Increased broadband connectivity has a meaningful and direct impact on the economic prospects of individuals, communities and countries at large. This according to Mohammed Manjra, Chief Executive Officer at Zoom Fibre.

Zoom Fibre and the Saldanha Bay Municipality (SBM) are in the process of providing fibre in the municipal area.

Through the SBM Smart City project the municipality has partnered with Zoom Fibre and Amoeba TSC to make sure residents have easy internet access.

Manjra says there is a degree of cynicism in South Africa around the concept of smart cities, but that’s because talk is cheap.

He believes the proof of the pudding is in the eating.

In this case the project covers 2 000 km² of land and fibre has been deployed to every one of the 44 000 ratepayers in the municipality.

This means that everyone will have access to the internet, whether they are high, medium or low earners.

However, Manjra says, this is just the beginning, and this is where providing access to connectivity becomes exciting and where potential is limited only by imagination.

Once the fibre is down one can start overlaying various platforms and smart technologies aimed at real, agile and speedy service delivery.

The benefit in the next five to 10 years will be game changing he says.

“The entire Saldanha Bay Municipality will have access to connectivity, and every street corner will have a security camera and every citizen access to fast, reliable internet and a means to engage directly with their municipality.”

This speaks to another observation by the World Economic Forum’s report on how better connectivity can improve Africa’s economies: it allows for more direct interaction between citizens and governments, according to Zoom Fibre.

They aim to provide access to connectivity for the ‘missing middle’. “We must be bold and proudly disrupt the status quo,” Manjra says.

“The return on investment may take a tad longer, but the reward of real digital inclusion will be life-changing for millions.”

According to Statistics SA’s General Household Survey, released last December, which found that roughly 8,3% of all households in South Africa had access to the internet via copper or fibre.

The same survey found almost two thirds of South Africans access the internet via a mobile connection.

This means although residents in the lower bracket of income still want and need internet access – the missing middle.

“Consider the well-documented missing middle in our tertiary education system,” he says, “There’s a large cohort that is not wealthy enough to pay for its own education, but not poor enough to benefit from government assistance.

“The household missing middle has a huge appetite for fast, stable internet connectivity, but doesn’t flash the buying power of higher-income areas, and so it has had to make do with less.
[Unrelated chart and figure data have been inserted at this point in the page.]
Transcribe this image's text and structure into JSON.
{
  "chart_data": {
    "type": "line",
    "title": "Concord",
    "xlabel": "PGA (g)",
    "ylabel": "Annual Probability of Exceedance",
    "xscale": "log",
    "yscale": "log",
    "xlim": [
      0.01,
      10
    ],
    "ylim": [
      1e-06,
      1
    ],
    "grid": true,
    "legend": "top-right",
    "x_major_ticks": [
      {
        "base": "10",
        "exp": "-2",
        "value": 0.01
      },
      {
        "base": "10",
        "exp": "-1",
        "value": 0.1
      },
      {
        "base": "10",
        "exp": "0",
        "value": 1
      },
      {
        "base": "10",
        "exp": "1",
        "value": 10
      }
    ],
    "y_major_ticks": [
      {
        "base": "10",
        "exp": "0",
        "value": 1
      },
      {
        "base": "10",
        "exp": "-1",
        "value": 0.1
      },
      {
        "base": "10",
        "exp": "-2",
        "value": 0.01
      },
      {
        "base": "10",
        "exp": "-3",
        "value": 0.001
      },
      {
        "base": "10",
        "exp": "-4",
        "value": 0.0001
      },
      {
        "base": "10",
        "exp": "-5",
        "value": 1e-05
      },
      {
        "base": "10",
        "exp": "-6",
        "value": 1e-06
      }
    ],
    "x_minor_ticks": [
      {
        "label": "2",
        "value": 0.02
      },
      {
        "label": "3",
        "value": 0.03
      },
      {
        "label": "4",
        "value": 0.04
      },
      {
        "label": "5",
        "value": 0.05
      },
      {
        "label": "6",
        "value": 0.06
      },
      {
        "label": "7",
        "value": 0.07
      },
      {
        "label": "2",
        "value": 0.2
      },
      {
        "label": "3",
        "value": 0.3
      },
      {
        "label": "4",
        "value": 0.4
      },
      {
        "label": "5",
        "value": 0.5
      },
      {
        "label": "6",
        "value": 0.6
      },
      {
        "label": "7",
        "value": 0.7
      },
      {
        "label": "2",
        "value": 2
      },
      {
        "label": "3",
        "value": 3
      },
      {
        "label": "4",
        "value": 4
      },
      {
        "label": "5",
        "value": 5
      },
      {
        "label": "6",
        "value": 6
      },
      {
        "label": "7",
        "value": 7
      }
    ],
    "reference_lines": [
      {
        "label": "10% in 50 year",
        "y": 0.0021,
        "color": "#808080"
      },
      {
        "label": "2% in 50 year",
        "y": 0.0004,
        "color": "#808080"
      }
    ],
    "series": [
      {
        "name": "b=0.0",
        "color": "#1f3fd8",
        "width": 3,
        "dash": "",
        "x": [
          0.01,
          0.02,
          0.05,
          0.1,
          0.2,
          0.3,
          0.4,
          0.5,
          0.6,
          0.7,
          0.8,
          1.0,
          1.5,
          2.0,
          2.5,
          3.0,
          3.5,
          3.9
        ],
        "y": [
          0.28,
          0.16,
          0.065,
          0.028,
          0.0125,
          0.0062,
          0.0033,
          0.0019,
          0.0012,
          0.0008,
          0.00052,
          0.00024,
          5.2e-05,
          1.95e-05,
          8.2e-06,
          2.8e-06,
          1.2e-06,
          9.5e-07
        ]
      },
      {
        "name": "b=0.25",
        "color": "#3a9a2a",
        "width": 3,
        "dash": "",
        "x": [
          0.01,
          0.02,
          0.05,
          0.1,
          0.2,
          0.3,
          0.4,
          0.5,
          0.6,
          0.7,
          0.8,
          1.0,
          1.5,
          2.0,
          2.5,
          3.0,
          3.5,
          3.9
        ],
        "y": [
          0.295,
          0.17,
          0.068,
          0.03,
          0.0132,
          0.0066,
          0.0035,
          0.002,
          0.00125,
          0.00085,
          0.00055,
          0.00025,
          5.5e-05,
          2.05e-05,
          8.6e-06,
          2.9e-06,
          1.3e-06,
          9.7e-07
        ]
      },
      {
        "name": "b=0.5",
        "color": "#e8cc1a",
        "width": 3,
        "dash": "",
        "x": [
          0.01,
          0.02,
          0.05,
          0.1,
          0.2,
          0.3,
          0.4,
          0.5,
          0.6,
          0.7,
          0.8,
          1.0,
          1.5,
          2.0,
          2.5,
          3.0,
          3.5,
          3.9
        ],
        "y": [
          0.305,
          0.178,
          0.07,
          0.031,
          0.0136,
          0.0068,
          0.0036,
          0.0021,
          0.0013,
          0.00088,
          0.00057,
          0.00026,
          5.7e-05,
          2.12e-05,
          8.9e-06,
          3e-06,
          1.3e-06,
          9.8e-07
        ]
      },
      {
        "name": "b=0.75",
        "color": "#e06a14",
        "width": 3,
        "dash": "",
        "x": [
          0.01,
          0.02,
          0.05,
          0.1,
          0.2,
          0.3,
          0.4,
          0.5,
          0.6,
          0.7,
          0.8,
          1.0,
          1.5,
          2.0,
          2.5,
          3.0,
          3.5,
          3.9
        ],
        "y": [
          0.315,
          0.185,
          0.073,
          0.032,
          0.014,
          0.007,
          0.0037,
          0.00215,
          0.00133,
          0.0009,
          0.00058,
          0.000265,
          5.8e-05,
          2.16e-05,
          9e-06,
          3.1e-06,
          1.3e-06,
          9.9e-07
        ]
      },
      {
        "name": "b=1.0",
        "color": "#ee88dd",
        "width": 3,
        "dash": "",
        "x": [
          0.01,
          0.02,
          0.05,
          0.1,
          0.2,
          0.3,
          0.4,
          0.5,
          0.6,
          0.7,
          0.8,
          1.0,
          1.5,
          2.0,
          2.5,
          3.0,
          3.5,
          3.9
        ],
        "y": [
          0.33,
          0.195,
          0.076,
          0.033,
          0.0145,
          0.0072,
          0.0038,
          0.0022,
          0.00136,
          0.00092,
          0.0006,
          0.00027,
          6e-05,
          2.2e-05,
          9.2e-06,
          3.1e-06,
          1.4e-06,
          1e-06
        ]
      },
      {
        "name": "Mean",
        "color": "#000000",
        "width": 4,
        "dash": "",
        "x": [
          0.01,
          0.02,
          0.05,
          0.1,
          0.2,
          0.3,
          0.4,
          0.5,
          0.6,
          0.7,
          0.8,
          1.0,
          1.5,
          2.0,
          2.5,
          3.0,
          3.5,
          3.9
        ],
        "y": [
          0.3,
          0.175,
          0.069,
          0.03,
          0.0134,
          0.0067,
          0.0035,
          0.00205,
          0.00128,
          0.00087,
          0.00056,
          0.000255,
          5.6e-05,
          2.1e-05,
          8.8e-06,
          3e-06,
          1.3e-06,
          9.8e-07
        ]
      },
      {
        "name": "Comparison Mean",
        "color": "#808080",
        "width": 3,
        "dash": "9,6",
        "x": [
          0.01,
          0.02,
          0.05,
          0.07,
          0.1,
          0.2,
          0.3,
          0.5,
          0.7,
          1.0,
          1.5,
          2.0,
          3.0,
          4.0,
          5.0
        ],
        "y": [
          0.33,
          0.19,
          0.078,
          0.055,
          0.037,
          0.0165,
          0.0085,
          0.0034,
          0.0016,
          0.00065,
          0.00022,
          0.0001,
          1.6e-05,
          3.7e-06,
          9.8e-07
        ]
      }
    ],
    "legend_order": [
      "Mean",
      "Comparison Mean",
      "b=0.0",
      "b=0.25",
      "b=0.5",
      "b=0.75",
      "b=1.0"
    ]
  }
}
However, underestimate this segment at your own peril!”

An encounter with a young man drove this point home, and gave Zoom Fibre a shot in the arm of the belief that the next-best everything – scientists, engineers, entrepreneurs – will come from the missing middle and poorer communities desperate to be connected with the world and given the opportunity to spread their wings, like their wealthier counterparts in more upmarket suburbs.